COLLECT of SET-WORD! + TEXT!... UPARSE REDUCE?

I was trying to do something that came out a little awkward, and wondered if there was a better way.

Imagine you have data like:

[foo: "a" bar: "b" | foo: "c" bar: "d"]

And you want to write a UPARSE rule with COLLECT to get:

[[foo: "a" bar: "b"] [foo: "c" bar: "d"]]

So you're recognizing specific SET-WORD!s, each of which you expect to be followed by TEXT!.

What I did was a bit awkward:

>> data: [foo: "a" bar: "b" | foo: "c" bar: "d"]

>> uparse data [collect while further [keep ^ collect [
       [keep [^ 'foo:], keep text!]
       [keep [^ 'bar:], keep text!]
       ['| | <end>]
   ]]]
== [[foo: "a" bar: "b"] [foo: "c" bar: "d"]]

If you don't like the ^ then use only. Here are a few points demonstrated:

>> uparse data [collect while further keep only collect [
       [keep [only the foo:] keep text!]
       [keep only the bar:, keep text!]
       ['| | <end>]
   ]]
== [[foo: "a" bar: "b"] [foo: "c" bar: "d"]]
  • You can use THE if you don't like the quote marks.

  • We're in a world where only 3 becomes only [3], so it's not like "KEEP ONLY" is a keyword. This means you can move things around... keep [only the foo:] is just as valid as having the ONLY outside the block.

  • You can play around with the dynamics of BLOCK!s and COMMA!s. Sometimes the presence of a BLOCK! makes a comma unnecessary.

    • Sidenote: I actually think we should strongly discourage the idea of commas having semantic meaning in dialects. The status quo should be that they just provide visual separation...and the only impact adding them should have would be an error if they're not put in an "interstitial" position.

What Would Make This Better?

Readability is helped by breaking things into parts of course. Maybe people would like <end> stop better than having to think about FURTHER... like, just stop iterating when you reach the end...vs. make sure each iteration makes progress:

foobar-rule: [collect [
    [keep only ['foo:] keep text!]
    [keep only ['bar:] keep text!]
]]

uparse data [collect while [
    keep only foobar-rule
    ['| | <end> stop]
]]

But what was actually bugging me a little bit was having to write two KEEPs in order to pick up the SET-WORD! and the accompanying TEXT!. We know in ordinary KEEP you can just COLLECT a block:

>> collect [keep [foo: "a"]]
== [foo: "a"]

Is there any way to match the pattern foo: "a" and KEEP it in one step?

REDUCE, but for UPARSE?

What I was wanting was something like REDUCE to resolve to all the items individually:

>> uparse [1 2] [integer! integer!]  ; typical case, last result fallout
== 2

>> uparse [1 2] [reduce [integer! integer!]]  ; REDUCE keeps processed items
== [1 2]

UPARSE has alternate meanings for WHILE, and ANY, and many other things. Does it make sense to call this REDUCE?

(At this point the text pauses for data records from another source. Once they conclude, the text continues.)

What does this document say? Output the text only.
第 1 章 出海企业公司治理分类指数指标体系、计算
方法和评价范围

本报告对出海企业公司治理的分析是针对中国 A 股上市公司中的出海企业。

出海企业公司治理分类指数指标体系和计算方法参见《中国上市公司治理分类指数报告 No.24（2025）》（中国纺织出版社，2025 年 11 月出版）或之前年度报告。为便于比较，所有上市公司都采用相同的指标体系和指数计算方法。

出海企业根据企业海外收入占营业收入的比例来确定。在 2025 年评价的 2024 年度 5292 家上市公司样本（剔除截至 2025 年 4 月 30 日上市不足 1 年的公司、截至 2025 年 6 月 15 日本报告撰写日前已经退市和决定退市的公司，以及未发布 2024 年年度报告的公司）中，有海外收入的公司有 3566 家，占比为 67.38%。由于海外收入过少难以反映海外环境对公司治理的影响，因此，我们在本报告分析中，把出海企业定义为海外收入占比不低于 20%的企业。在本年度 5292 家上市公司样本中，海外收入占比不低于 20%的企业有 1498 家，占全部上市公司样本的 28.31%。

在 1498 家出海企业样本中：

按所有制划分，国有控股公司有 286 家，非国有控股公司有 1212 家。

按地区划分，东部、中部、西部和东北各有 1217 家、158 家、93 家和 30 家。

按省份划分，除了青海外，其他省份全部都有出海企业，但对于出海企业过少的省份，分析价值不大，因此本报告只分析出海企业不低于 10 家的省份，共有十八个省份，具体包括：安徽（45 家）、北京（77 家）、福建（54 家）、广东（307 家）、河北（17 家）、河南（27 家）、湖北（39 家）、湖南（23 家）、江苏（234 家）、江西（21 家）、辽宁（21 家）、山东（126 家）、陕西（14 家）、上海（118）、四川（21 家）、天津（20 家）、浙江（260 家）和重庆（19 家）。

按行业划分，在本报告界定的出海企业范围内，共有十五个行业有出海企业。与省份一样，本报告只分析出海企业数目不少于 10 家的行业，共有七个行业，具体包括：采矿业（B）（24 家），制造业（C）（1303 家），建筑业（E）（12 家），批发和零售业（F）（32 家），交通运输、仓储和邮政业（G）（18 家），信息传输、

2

Such a feature would let the FOOBAR-RULE cleanup a bit:

foobar-rule: [collect [  ; old way
    [keep only ['foo:] keep text!]
    [keep only ['bar:] keep text!]
]]

=>

foobar-rule: [collect [  ; new way
    keep reduce @['foo:, text!]
    keep reduce @['bar:, text!]
]]

Note that the REDUCE combinator would need to take its block as an @[...] or become a "quoting combinator". This is because if it were left as a plain BLOCK! combinator, then REDUCE would not have access to the individual pieces of the block...only the advancement and the result.

But, maybe you could do it with GET-BLOCK!:

foobar-rule: [collect [
    keep :['foo:, text!]
    keep :['bar:, text!]
]]

This idea of combinators that break the rules on the meaning of BLOCK! is a heavy thing to think about. There's some semantically tricky stuff and some technically tricky stuff involved.

But one way or another, I think we need this. Thoughts?